Tema Metro Records 162 Stillbirths in 2025, Raising Alarm Over Quality of Maternal Care

General

The Tema Metropolitan Area recorded 162 stillbirths in 2025, a figure that health officials say exposes troubling gaps in the quality of maternal and neonatal care despite high rates of antenatal attendance across the metropolis.

Data released by the Tema Metropolitan Health Directorate shows that of the 162 foetal deaths, 97 were classified as macerated stillbirths — cases where the foetus died before labour — while 65 were fresh stillbirths, typically linked to complications during delivery. The perinatal mortality rate stood at 45 deaths per 1,000 deliveries, a figure that underscores the scale of the challenge facing health facilities in one of Ghana’s most urbanised districts.

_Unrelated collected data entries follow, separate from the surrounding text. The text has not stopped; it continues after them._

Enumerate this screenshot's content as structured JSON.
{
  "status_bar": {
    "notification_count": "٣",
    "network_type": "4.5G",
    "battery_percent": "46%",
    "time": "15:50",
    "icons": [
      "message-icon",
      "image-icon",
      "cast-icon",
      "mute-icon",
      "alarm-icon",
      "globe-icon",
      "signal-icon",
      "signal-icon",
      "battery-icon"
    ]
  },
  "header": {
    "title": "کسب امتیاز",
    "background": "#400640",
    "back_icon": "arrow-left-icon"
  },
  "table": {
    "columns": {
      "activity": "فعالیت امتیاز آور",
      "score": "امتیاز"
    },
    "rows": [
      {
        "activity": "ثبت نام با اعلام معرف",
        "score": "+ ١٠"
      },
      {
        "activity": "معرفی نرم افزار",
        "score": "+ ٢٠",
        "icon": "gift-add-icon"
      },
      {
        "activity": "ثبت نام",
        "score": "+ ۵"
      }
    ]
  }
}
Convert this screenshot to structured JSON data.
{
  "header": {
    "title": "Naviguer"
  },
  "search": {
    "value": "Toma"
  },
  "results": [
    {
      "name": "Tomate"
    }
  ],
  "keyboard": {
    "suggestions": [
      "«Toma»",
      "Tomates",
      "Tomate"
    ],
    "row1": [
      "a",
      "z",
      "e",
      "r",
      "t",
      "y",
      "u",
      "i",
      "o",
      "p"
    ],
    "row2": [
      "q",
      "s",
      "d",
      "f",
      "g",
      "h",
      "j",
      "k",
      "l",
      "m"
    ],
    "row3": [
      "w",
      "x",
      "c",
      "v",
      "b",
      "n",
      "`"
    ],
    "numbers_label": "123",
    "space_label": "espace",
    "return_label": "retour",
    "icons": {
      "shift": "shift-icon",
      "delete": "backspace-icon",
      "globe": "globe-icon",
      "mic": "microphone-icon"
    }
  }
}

Tema General Hospital accounted for the overwhelming majority of cases, registering 147 of the 162 stillbirths — roughly 91 per cent of the metropolitan total. The concentration of cases at the facility raises pointed questions about staffing levels, equipment availability, and the capacity of frontline clinicians to respond to obstetric emergencies in a timely manner.

Doris Ocansey, the Adolescent Reproductive Health Focal Person at the Tema Metropolitan Health Directorate, said the trend should prompt a serious reckoning with the quality of care that pregnant women receive. She noted that the persistence of macerated stillbirths suggests gaps in the quality of care rather than access, pointing out that many women in the metropolis attend four or more antenatal visits, with some exceeding eight — well above the programme target.

The distinction between macerated and fresh stillbirths is clinically significant. Fresh stillbirths are frequently associated with undetected foetal distress and delays in clinical decision-making during labour. Macerated stillbirths, by contrast, signal complications that develop before labour begins — including prolonged pregnancy, maternal infections, and placental abnormalities — conditions that should be identified and managed during routine antenatal check-ups.

Officials noted that overall stillbirth numbers had declined between 2022 and 2024, but the 2025 data marks a reversal of that trend, driven primarily by the rise in macerated cases. The persistence of this pattern across multiple years suggests that the problem is structural rather than episodic.

The health directorate has called for strengthened antenatal care focused on accurate risk assessment, improved referral pathways for high-risk pregnancies, and a comprehensive review of delivery and post-delivery services. Tema General Hospital, given its share of cases, has been identified as a priority site for intensified monitoring and additional resource allocation.

Ghana has made notable progress in expanding access to maternal health services over the past decade, but the Tema data serves as a reminder that coverage alone does not guarantee outcomes. A recent UNICEF report warned that Ghana spends too little on its youngest children, a misallocation that begins even before birth, when the quality of antenatal and delivery care falls short of what is needed to prevent preventable deaths.

With a perinatal mortality rate of 45 per 1,000 deliveries, the Tema Metro figures place the metropolis well above what public health experts consider acceptable. Closing the gap will require not only more resources but a fundamental shift in how health systems measure and respond to the quality of care they deliver.